Low plasma levels of Omega3 essential fatty acid EPA are associated with bipolar disorder

Low plasma levels of EPA are associated with bipolar disorder
Sublette M, Bosetti F, DeMar J, et al. Plasma free polyunsaturated fatty acid levels are associated with symptom severity in acute mania. Bipolar Disorder / Manic Depression
OBJECTIVES: Nutritionally essential polyunsaturated fatty acids (PUFAs) have been implicated as potentially important factors in mood disorders. For instance, n-3 PUFA supplementation is reported to improve outcomes in major depressive disorder and bipolar disorder. However, the role of PUFAs in acute mania has been minimally investigated. We performed a pilot study to compare plasma levels of free (non-esterified) and esterified PUFAs between patients in an acute manic episode and healthy volunteers, and to explore associations between symptom severity and levels of fatty acids and of the arachidonic acid metabolite, prostaglandin E2 (PGE2).

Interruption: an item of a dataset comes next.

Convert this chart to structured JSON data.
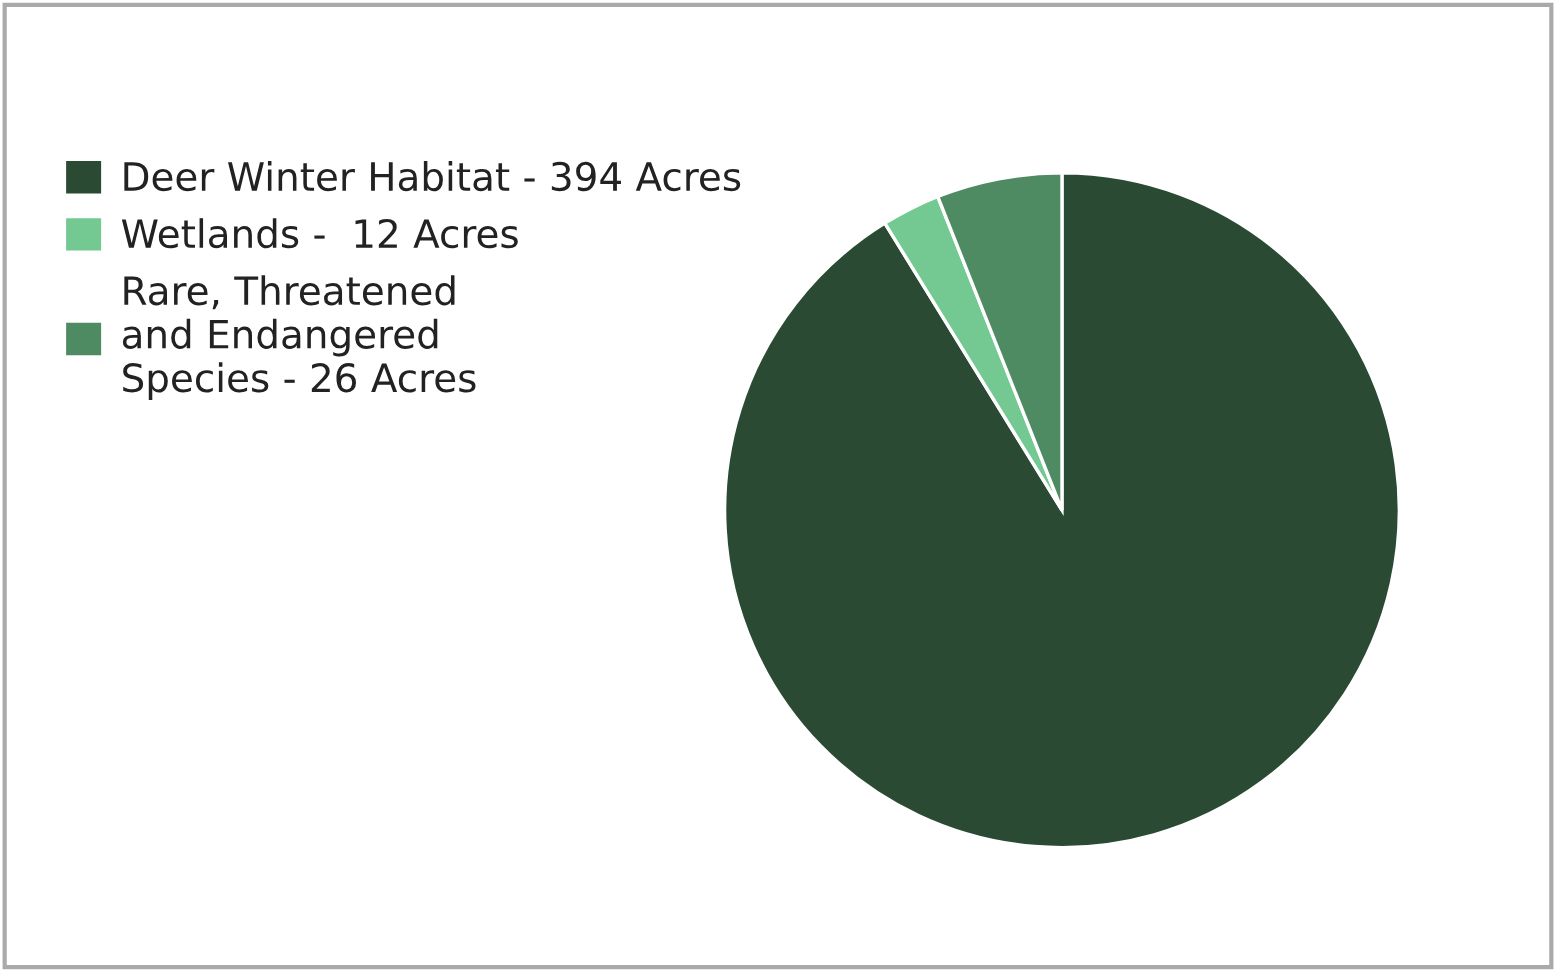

METHODS: Patients (n=10) who were medication-free for at least two weeks and seeking inpatient admission for an acute manic episode were compared with healthy volunteers (n=10). Symptom severity was assessed at admission and after six weeks of naturalistic treatment. Fasting baseline free and esterified plasma levels of docosahexaneoic acid (DHA, 22:6n-3), eicosapentaenoic acid (EPA, 20:5n-3), arachidonic acid (AA,20:4n-6) and the AA metabolite PGE2 were determined, and PGE2 levels were tested again at six weeks.

RESULTS: No between-group differences were found in levels of individual or total fatty acids, or of PGE2. Among subjects, manic symptom severity correlated negatively with levels of free AA and free EPA, and positively with the free AA:EPA ratio. PGE2 levels did not differ between groups or in subjects pre- and post-treatment.

CONCLUSIONS: Our preliminary results suggest that, in susceptible persons, low plasma levels of free EPA compared with AA are related to the severity of mania.